One such application that is covered is chroma subsampling and color matrixing for video, semi-incorrectly referred to as “colorspace conversion” in GStreamer. There has been a colorspace element in Cog (cogcolorspace) for some time, but I never really bothered to do any speed comparisons between it and the default GStreamer colorspace element (ffmpegcolorspace), which is based on code copied from FFMpeg. However, recently I did, and was somewhat surprised (although I shouldn’t have been) that cogcolorspace is the same speed as, or much faster than, ffmpegcolorspace for almost all operations. (Please note that the FFMpeg code was forked a long time ago and heavily modified, so it does not reflect FFMpeg itself, only GStreamer’s ffmpegcolorspace.)
This is a scatter plot of the run time (in ms) for converting 1000 frames of 320×240 video between a variety of uncompressed video formats:
The axes are execution time (in ms), with cogcolorspace on the horizontal axis and ffmpegcolorspace on the vertical axis. The green line represents same execution time, thus for points below the line, ffmpegcolorspace was faster, for those above, cogcolorspace was faster. Most of the points clustered around the green line are statistically the same as the green line, since my timing method is quite crude. Things to observe from this graph are that 1) many cases are very similar in speed, indicating that both ffmpegcolorspace and cogcolorspace are using similar code paths, 2) some cases, cogcolorspace is a lot faster, probably indicating that there isn’t an assembly fast path in ffmpegcolorspace for that conversion, and 3) a few cases (which, not coincidentally, are the most heavily used cases) ffmpegcolorspace is slightly faster than cogcolorspace.
The conclusions to draw from this are that 1) by writing very generic code with Orc, you can get very similar results to hand-crafted assembly code, and 2) a developer can cover a lot more cases with a small amount of work, and 3) there are a few cases where special-case Orc code would be beneficial.
This is only the low quality mode that cogcolorspace supports, which is similar or identical in quality to ffmpegcolorspace.

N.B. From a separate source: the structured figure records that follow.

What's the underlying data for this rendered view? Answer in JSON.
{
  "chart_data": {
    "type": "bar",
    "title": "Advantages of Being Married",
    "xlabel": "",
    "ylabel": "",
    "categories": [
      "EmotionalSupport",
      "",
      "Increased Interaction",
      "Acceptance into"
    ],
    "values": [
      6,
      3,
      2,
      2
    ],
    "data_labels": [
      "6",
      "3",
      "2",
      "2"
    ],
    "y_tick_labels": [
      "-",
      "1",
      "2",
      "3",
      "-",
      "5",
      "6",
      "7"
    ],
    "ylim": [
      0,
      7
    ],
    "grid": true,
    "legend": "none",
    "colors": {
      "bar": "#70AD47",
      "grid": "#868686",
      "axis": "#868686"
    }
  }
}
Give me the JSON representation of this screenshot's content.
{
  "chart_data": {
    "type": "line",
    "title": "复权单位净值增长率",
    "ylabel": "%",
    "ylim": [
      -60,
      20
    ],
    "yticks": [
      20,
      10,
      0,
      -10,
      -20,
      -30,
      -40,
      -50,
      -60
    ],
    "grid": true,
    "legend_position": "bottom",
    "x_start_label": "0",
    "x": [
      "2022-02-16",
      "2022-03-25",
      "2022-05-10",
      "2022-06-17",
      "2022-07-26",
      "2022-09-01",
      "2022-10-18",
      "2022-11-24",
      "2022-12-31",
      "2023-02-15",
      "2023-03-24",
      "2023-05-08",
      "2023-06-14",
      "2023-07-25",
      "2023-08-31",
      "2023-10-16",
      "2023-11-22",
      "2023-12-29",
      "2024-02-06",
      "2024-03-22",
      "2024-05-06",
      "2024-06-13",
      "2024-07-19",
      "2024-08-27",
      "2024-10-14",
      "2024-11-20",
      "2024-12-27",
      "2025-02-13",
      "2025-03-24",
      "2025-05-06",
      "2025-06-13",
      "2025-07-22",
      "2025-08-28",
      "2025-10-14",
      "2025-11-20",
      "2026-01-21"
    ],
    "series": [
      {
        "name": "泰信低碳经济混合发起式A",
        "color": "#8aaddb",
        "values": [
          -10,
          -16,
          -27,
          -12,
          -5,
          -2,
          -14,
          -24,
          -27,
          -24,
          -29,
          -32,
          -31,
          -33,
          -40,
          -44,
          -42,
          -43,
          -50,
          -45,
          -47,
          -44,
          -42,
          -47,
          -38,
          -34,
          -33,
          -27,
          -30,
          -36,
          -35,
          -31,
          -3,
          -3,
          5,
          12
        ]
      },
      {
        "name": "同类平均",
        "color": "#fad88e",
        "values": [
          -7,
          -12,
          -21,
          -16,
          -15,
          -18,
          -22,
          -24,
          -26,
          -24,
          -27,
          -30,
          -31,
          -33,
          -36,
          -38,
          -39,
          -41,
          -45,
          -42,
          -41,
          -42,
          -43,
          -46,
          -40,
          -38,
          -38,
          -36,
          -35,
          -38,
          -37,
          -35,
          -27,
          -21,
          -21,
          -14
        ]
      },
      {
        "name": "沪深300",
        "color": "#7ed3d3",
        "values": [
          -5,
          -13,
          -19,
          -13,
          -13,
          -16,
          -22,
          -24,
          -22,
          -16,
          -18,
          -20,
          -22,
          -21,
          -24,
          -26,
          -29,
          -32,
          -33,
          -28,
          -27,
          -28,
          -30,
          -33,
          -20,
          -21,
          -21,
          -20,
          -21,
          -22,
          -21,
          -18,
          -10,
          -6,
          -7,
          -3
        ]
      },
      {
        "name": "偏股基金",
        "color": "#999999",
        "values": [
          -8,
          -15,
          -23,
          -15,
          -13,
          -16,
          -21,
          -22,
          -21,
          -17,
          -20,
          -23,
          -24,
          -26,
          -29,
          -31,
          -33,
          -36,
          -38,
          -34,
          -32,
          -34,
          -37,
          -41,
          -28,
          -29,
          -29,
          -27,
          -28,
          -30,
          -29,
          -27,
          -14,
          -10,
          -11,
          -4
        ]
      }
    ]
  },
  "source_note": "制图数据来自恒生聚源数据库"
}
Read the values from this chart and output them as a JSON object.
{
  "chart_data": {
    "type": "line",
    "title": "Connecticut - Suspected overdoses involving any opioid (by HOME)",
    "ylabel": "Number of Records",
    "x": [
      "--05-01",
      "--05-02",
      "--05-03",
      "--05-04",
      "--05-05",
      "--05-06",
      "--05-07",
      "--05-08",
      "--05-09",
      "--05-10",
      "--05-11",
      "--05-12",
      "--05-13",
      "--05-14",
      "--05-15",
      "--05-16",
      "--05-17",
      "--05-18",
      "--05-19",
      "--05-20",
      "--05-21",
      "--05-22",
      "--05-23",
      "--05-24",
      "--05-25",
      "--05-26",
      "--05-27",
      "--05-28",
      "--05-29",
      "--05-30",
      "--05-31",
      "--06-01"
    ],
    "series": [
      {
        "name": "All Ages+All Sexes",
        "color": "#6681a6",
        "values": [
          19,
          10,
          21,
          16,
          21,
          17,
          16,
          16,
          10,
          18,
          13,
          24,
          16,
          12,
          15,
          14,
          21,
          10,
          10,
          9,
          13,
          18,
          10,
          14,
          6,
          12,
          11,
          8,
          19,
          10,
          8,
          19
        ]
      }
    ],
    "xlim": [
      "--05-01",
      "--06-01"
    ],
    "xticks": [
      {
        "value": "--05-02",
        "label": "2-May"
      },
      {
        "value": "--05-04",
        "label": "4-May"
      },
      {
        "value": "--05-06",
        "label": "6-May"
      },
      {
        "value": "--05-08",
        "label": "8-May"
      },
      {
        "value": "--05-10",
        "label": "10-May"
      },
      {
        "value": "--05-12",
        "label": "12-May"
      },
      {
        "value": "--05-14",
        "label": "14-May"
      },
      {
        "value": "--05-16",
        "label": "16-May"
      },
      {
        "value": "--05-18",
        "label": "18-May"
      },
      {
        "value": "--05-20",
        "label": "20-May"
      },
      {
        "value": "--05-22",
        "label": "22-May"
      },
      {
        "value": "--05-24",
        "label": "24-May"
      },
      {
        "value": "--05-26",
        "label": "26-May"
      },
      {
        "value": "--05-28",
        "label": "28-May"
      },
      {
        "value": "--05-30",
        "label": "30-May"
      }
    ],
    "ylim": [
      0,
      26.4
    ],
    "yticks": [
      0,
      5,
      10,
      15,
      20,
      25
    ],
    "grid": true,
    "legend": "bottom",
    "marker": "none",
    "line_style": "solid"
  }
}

Higher-quality conversion is also implemented in most cases, and is only slightly slower in speed. This is the real advantage of Orc — Orc takes care of huge number of combinations of options, and produces good SIMD code for all of them.


I looked at the graph before reading the text and was thinking “wow – that line of best fit doesn’t really match the data”. Orc sounds very cool
ffmpegcolorspace has fairly optimised C code, but still no assembler/simd stuff at all – it’ll be nice to get the cog bits used more broadly as quickly as we can
our ffmpegcolorspace element is a pure C one, there are no hand crafted assembler parts.
Have you compared to libswscale? It is faster than FFmpeg’s imgresample and imgconvert stuff from days of yore and has deprecated said old APIs for resampling and converting between colourspaces. Though the API isn’t very nice.